The special need and interest belong to free will, which after all must be concrete. But in injustice it reveals something that is essential for justice. Against the universality, it appears that the contract is not able to reconcile my particularity with that of the other. The commonality is insufficient to bring about the universality of living together. This is the tragedy of injustice.
However, the particular cannot stand against the commonality. There will be a reaction from society against my breaking the contract, which will be explicit in the punishment. Hegel understands punishment as a restoration of justice: the negation of its negation.
How can we speak positively about this dialectical relationship between my particular existence, the commonality in the contract and the generality that actually underlies it?
Can we understand this better now? It can no longer be expressed solely in terms of abstract law. Our perspective must change, and morality comes into the picture. Morality shows the need to reconcile the particular with the universal.

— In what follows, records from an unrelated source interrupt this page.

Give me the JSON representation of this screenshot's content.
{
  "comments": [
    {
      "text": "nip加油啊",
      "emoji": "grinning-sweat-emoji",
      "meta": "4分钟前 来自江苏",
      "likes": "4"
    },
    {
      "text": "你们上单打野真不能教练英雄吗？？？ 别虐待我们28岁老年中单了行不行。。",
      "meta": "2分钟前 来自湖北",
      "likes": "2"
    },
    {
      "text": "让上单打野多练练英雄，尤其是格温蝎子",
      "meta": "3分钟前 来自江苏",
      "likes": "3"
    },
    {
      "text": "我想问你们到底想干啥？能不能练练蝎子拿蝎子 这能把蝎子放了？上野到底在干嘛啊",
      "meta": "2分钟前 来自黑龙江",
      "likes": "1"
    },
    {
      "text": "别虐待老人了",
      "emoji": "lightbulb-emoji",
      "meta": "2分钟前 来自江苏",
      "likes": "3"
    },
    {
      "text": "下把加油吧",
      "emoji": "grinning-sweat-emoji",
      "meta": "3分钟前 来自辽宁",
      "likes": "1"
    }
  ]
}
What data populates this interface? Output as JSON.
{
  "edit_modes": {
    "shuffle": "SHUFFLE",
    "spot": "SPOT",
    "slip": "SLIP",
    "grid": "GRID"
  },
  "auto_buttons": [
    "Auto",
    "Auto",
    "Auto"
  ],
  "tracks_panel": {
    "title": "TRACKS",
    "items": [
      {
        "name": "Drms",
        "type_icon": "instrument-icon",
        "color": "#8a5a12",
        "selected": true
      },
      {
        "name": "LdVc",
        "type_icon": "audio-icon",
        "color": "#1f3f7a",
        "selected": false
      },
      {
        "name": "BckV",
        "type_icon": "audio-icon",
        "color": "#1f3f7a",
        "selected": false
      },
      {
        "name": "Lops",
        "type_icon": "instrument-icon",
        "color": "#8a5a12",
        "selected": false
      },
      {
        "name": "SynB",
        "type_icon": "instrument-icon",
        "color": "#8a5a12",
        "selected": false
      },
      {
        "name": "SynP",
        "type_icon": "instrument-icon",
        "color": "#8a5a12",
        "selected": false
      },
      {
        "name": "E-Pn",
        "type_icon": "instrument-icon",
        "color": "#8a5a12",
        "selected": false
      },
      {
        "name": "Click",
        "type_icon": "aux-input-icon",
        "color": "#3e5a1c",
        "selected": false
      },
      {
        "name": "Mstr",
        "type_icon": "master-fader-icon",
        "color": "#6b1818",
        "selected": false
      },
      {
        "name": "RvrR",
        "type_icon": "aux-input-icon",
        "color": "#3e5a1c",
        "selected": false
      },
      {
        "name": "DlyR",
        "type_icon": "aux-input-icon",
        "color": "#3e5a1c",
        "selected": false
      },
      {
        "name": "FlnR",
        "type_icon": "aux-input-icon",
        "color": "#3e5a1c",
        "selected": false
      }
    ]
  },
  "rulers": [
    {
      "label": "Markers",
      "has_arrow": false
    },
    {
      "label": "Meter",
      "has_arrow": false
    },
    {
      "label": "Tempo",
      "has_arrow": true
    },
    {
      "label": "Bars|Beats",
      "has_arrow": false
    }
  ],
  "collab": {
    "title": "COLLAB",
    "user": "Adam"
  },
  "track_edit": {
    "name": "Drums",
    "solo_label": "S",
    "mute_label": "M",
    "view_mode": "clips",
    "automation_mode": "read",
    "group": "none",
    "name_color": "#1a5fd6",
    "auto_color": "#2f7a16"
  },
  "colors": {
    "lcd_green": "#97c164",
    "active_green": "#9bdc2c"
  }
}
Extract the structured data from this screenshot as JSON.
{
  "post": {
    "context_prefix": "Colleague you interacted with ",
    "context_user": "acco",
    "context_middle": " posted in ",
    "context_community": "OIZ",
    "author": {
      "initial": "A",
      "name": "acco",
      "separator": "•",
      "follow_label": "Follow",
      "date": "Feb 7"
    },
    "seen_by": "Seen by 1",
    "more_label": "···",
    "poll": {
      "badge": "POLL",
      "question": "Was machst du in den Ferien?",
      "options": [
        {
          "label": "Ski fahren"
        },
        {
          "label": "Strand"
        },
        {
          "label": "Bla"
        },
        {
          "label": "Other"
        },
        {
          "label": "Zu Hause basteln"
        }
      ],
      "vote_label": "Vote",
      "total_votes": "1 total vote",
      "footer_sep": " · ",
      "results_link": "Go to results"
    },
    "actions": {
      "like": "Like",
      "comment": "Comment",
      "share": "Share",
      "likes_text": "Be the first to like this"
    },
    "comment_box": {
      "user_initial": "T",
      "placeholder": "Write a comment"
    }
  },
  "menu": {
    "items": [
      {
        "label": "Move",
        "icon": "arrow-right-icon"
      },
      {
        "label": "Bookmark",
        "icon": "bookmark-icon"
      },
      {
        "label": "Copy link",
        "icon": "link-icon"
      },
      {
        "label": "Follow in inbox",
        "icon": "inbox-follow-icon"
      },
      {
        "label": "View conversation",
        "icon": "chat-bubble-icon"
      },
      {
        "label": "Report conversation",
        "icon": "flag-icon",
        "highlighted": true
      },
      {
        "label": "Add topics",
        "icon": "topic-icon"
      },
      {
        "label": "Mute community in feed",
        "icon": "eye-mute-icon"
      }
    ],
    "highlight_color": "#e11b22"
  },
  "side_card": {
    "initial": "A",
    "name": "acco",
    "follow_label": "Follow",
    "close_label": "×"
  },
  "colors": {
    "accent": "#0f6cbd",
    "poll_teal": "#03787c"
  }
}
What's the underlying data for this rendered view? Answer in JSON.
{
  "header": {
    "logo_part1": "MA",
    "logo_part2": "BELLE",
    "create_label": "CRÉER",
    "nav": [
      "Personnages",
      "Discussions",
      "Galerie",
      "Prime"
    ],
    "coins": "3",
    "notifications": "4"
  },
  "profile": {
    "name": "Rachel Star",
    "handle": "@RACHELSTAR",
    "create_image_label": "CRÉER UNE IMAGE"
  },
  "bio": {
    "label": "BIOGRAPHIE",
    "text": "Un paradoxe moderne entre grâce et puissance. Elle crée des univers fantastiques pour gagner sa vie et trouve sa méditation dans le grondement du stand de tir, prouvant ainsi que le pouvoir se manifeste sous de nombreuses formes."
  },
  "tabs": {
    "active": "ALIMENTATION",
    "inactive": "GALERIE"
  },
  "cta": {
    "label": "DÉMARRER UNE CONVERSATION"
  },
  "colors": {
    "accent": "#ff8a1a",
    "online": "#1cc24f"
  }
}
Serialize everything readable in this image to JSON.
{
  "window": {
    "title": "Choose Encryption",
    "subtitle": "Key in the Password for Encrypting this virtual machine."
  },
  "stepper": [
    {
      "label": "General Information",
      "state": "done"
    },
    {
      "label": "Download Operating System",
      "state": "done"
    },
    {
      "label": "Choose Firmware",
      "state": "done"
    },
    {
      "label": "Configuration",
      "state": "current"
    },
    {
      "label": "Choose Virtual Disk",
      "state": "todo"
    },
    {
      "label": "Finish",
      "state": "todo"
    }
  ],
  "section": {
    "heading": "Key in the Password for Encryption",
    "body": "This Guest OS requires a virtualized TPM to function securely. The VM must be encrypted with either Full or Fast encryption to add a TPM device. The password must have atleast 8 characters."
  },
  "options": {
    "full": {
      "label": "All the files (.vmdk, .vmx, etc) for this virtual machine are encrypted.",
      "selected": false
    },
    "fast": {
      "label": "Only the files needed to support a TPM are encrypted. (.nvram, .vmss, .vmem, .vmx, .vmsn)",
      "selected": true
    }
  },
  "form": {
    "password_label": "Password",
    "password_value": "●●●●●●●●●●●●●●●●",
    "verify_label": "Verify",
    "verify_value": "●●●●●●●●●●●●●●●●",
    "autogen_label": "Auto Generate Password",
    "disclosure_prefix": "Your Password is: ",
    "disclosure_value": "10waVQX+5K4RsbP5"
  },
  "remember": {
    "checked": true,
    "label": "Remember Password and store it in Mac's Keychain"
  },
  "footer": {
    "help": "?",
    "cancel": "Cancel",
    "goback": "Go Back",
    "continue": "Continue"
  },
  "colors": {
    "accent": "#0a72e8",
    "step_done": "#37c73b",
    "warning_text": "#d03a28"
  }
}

I must not only think of my own needs when entering into a contract, but also realize that I am pursuing universality in an abstract way. I must not only exercise my arbitrariness in the contract, but also elevate myself to that universality in which I recognize universal and objective legal relationships. This is what morality does: I want my will to be determined by the commonality of the contract.
This desire for my own will, defining myself as the one who has now willed this and is bound by it, belongs to the moral and ethical domain. We will look at this transition in more detail in a next contribution.
The core of injustice, punishment and crime makes it clear that my specialness has not yet been sufficiently expressed in the legal relationship we call a contract. Therefore, we must leave behind the abstract right to investigate from the perspective of morality what is the true generality present and presupposed in social ethics.